No wonder, then, that the share of women who find it stressful to maintain a work-life balance rose to 50 percent in the survey from 44 percent in 2015. Even more disheartening is the finding that while 69 percent of working moms say their household responsibilities create a mental load, a full 52 percent say they are burning out from the weight of it.
Not long ago I was one of the 52 percent. For me, a decade of carrying my growing family’s mental load had a distinct physical impact on my sleep, weight, and overall health as I ran the never-ending cycle of worry (Did I submit the child care FSA form?) and wonder (Can I find a way to volunteer for the field trip?). Lord knows, I love making a healthy to-do list if only to cross items off of it, but as life became more complex, I found I just couldn’t keep every ball in the air on my own.
This is not to say that my full-time, working-dad husband didn’t have his own list of concerns and chores to handle, but whenever a new school, camp, or doctor need arrived, I would jump in to deal first and explain to him later.
It was fine—until it wasn’t. And resentment began to blossom, sprouting higher and higher with each new color I added to our shared family calendar—shared in name only since I was the only one thinking about how to find time for everything, let alone how to get it all done in and around the hours of a full-time job that never contained itself to 40 hours.
I was serving as editorial director of Working Mother. How could I recommend to our readers that they share the load with their partners if I wasn’t able to do it myself? How could I recommend asking for help if I wasn’t able to admit that I had fallen into the trap of doing everything myself? It was time to talk.
My husband and I are masters at suffering in silence until we explode with stress. To keep that from happening here, I opted to try a similar strategy to one we’d adopted years before as a way to split up our much more visible second-shift chores.
Having led the third-shift duties for so long, I volunteered to write down all of the planning, prepping and scheduling that went into our lives at that moment. Then I gave him first choice to pick the duties he wanted to manage.

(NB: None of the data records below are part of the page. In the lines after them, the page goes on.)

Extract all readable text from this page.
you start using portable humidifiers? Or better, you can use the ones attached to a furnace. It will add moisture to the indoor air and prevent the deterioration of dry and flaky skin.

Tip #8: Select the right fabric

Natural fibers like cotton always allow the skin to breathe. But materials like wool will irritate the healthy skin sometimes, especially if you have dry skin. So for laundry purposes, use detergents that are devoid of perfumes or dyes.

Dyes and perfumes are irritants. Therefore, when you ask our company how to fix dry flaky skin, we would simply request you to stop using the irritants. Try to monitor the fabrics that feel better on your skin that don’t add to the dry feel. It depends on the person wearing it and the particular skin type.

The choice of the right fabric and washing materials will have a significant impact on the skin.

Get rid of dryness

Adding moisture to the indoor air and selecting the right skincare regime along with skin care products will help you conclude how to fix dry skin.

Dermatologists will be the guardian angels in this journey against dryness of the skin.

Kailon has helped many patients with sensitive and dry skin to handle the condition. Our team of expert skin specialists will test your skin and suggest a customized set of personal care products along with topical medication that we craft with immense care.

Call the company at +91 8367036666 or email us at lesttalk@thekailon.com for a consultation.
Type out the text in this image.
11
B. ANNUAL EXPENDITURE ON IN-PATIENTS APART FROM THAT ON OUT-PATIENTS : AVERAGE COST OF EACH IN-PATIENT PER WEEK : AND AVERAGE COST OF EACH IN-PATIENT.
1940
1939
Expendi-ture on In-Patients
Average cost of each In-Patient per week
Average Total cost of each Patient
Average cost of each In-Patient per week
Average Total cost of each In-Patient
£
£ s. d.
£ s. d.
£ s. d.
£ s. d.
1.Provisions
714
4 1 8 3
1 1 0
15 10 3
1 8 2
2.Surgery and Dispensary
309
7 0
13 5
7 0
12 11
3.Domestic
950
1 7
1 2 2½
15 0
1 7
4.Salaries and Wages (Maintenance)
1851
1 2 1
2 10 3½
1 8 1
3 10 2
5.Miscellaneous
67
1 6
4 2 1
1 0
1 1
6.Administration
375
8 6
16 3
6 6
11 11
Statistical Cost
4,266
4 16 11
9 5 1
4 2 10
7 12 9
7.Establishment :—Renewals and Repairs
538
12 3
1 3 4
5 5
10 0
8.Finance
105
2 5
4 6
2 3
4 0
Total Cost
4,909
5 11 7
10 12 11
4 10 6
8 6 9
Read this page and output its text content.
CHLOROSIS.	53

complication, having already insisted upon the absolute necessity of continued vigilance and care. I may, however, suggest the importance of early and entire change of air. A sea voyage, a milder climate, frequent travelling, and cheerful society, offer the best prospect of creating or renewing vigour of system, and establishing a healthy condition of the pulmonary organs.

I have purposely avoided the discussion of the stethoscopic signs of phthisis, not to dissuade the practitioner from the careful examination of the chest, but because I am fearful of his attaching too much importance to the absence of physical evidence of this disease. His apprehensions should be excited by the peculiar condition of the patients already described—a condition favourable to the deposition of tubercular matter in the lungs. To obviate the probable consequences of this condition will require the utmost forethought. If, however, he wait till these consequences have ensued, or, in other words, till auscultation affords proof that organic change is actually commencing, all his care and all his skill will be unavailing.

Yes, he got first choice. But as with our second-shift chores, what has worked best for us is first acknowledging what needs to be done and then divvying it up according to our personal preferences. So today, while Brett tends to lead on more complicated singular projects, like family travel or our taxes, I handle ongoing scheduling, like doctor appointments and school events. We both deal with forms as they come in and the unexpected sick day is negotiated as they appear (rather than being solely my responsibility to handle).
For us, recognizing and tackling the work that goes into preparing for, say, the eight weeks of summer camp, travel, and family visits needed to get the kids from the last day of school to Labor Day weekend is one that is ongoing, especially as our work and family’s needs change. But knowing my partner is on the case when it comes to getting all the permission forms filled out before they’re due to summer camp or knowing that he’s just as likely to run out to pick our sick daughter up from the nurse’s office as I am not only lessens my mental load, it means today he’s even more involved in running the business of our family than ever before.
He’s also more informed on what’s happening across our kids’ increasingly complex lives—not a given once you enter Teen Time—and knows that jumping in to handle planning something without me asking is the surest path to a big hug and a kiss from his wife.
The next step will be to employ the kids themselves in at least some of our family’s third-shift work but let’s be honest, at this point just getting them fully engaged in the second shift is hard enough.